The reason I decided to use UTF-8 character sets is because of what happened to Lastpass, in the worst case, same thing happen to BW. I want my password able to with withstand brute force attack and future-proof, since there is no way for a user to delete their encrypted vault from the hacker’s hand. A 16 chars ASCII random password is considered as safe with today’s standard, but given a hacker 50+ years and furutre technologies to break it open, would 16 chars ASCII random generated password with PBKDF2 still as safe? Sure, the user can change their login password over a weekend, but not everything is changable, like let say someone stores their social insurance number in BW. Once the vault is break open, the hacker will have access to a lot of personal data that is not changable.

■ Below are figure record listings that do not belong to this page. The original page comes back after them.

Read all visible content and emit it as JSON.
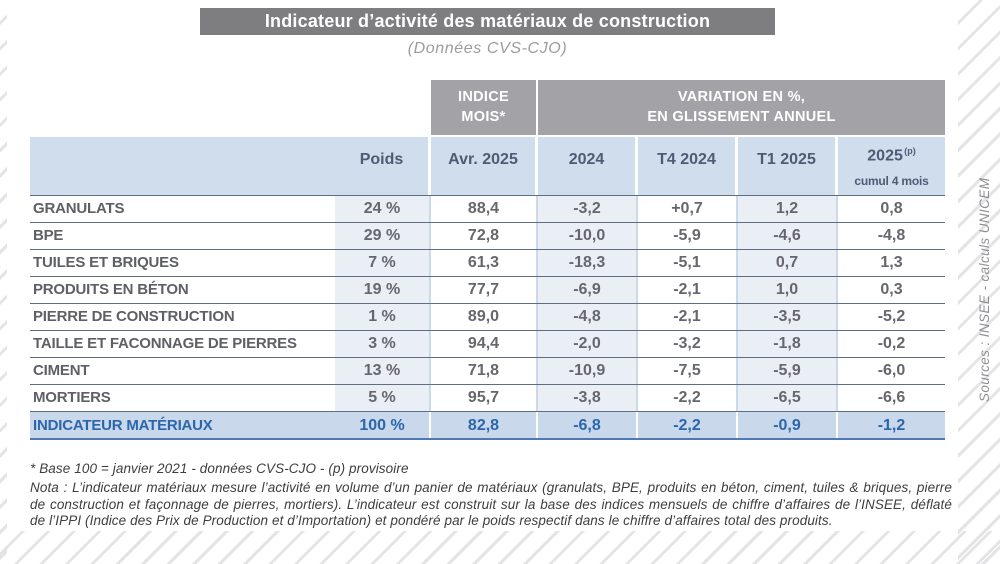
{
  "title": "Indicateur d’activité des matériaux de construction",
  "subtitle": "(Données CVS-CJO)",
  "header": {
    "indice_line1": "INDICE",
    "indice_line2": "MOIS*",
    "variation_line1": "VARIATION EN %,",
    "variation_line2": "EN GLISSEMENT ANNUEL",
    "col_weight": "Poids",
    "col_month": "Avr. 2025",
    "col_2024": "2024",
    "col_t4_2024": "T4 2024",
    "col_t1_2025": "T1 2025",
    "col_2025": "2025",
    "col_2025_sup": "(p)",
    "col_2025_note": "cumul  4 mois"
  },
  "rows": [
    {
      "label": "GRANULATS",
      "poids": "24 %",
      "indice": "88,4",
      "y2024": "-3,2",
      "t4": "+0,7",
      "t1": "1,2",
      "cumul": "0,8"
    },
    {
      "label": "BPE",
      "poids": "29 %",
      "indice": "72,8",
      "y2024": "-10,0",
      "t4": "-5,9",
      "t1": "-4,6",
      "cumul": "-4,8"
    },
    {
      "label": "TUILES ET BRIQUES",
      "poids": "7 %",
      "indice": "61,3",
      "y2024": "-18,3",
      "t4": "-5,1",
      "t1": "0,7",
      "cumul": "1,3"
    },
    {
      "label": "PRODUITS EN BÉTON",
      "poids": "19 %",
      "indice": "77,7",
      "y2024": "-6,9",
      "t4": "-2,1",
      "t1": "1,0",
      "cumul": "0,3"
    },
    {
      "label": "PIERRE DE CONSTRUCTION",
      "poids": "1 %",
      "indice": "89,0",
      "y2024": "-4,8",
      "t4": "-2,1",
      "t1": "-3,5",
      "cumul": "-5,2"
    },
    {
      "label": "TAILLE ET FACONNAGE DE PIERRES",
      "poids": "3 %",
      "indice": "94,4",
      "y2024": "-2,0",
      "t4": "-3,2",
      "t1": "-1,8",
      "cumul": "-0,2"
    },
    {
      "label": "CIMENT",
      "poids": "13 %",
      "indice": "71,8",
      "y2024": "-10,9",
      "t4": "-7,5",
      "t1": "-5,9",
      "cumul": "-6,0"
    },
    {
      "label": "MORTIERS",
      "poids": "5 %",
      "indice": "95,7",
      "y2024": "-3,8",
      "t4": "-2,2",
      "t1": "-6,5",
      "cumul": "-6,6"
    }
  ],
  "total_row": {
    "label": "INDICATEUR MATÉRIAUX",
    "poids": "100 %",
    "indice": "82,8",
    "y2024": "-6,8",
    "t4": "-2,2",
    "t1": "-0,9",
    "cumul": "-1,2"
  },
  "footnotes": {
    "line1": "* Base 100 = janvier 2021 - données CVS-CJO - (p) provisoire",
    "nota": "Nota :  L’indicateur matériaux mesure l’activité en volume d’un panier de matériaux (granulats, BPE, produits en béton, ciment, tuiles & briques, pierre de construction et façonnage de pierres, mortiers). L’indicateur est construit sur la base des indices mensuels de chiffre d’affaires de l’INSEE, déflaté de l’IPPI (Indice des Prix de Production et d’Importation) et pondéré par le poids respectif dans le chiffre d’affaires total des produits."
  },
  "source": "Sources : INSEE - calculs UNICEM",
  "colors": {
    "header_gray": "#a3a3a7",
    "title_gray": "#7e7e81",
    "subheader_blue": "#cfddec",
    "tint_blue": "#eaeff6",
    "total_blue": "#c9d8ea",
    "accent_blue": "#2b66ad"
  }
}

The hacker who stole Lastpass vaults, are not likely have access to users’ Google/Apple account at the same time, so if the user setup their password like this, the hacker will have a much tougher time to break their vault open. And most of the users are probably not worthy enough for the hackers to perform a sophisticated social engineering attack on.
As for traveling, yes, no one should unlock their vault in a device that is not trusted. I usually bring my personal devices for traveling instead of internet cafe. There is just too much risk to login to the BW vault on an untrusted device. The bad actor can export the vault without the user’s knowledge once it is unlocked and/or just remotely take away the control and the user won’t even be able to lock their vault. If bringing personal computer is not possible, the user should create a temporary BW account and share only a limited set of passwords they need for travel purpose.

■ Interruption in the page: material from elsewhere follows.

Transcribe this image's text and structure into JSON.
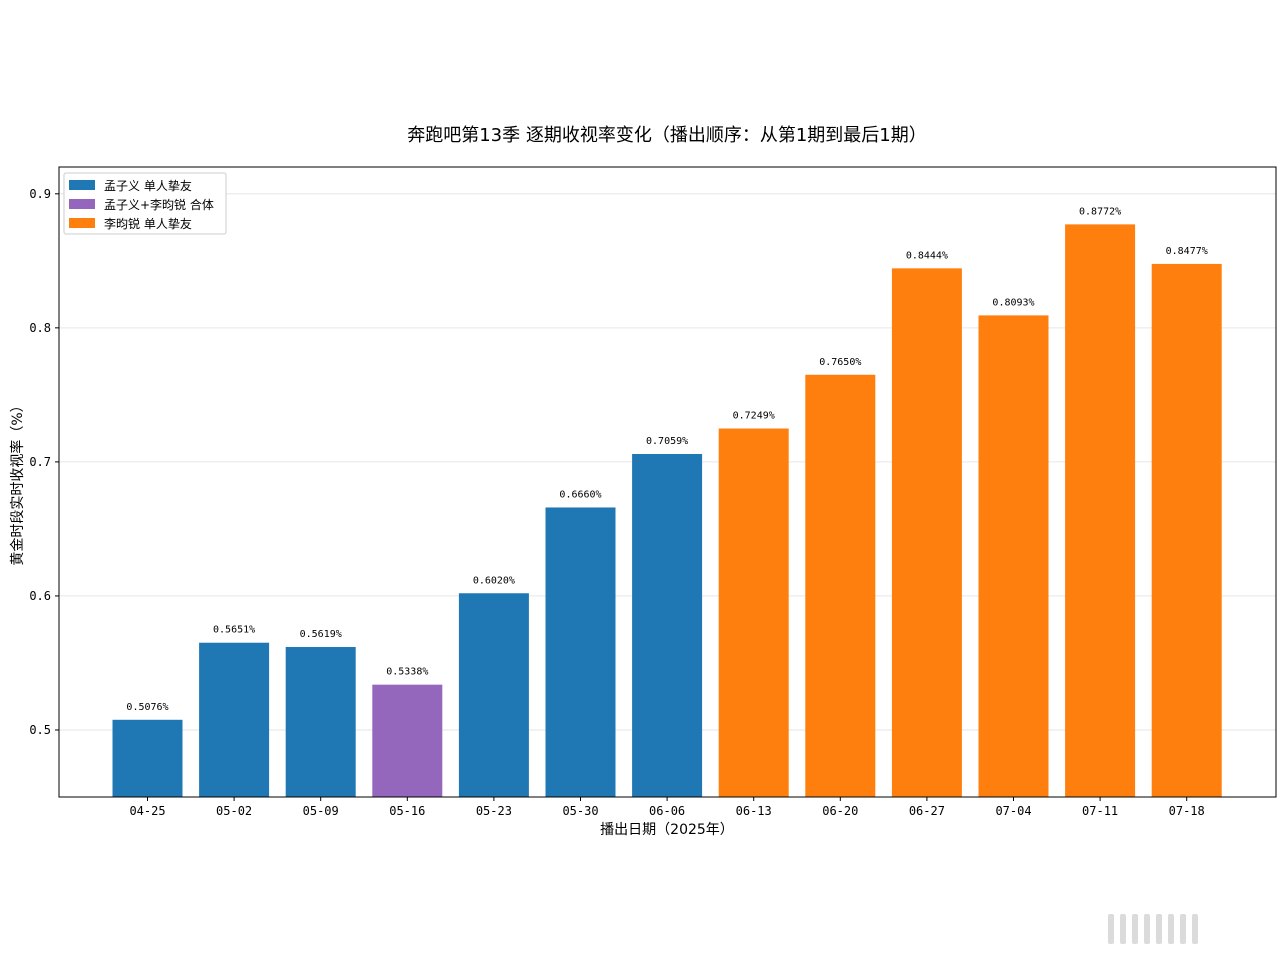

Above are just my thoughts on Best Practices on Master Password and where I am coming from for using UTF-8 passwords.
Again I elaborate this one more time, in case someone did not ready previous posts. Please backup your vault in plaintext and setup proper emergency access before trying anything I mentioned above.
[Solved] Bitwarden Mac app does not accept correct Master Password.
This might be helpful for some. My Bitwarden Mac app suddenly stopped recognising the Master Password. Every single character and my email address were correct, and worked on my iPhone app, and on the Bitwarden web vault. (For safety, first I exported an encrypted copy from the web vault.) On the Mac app, I then logged out and logged in again. For unknown reasons, the Mac app then accepted the Master Password. Mac app version 2024.5.0.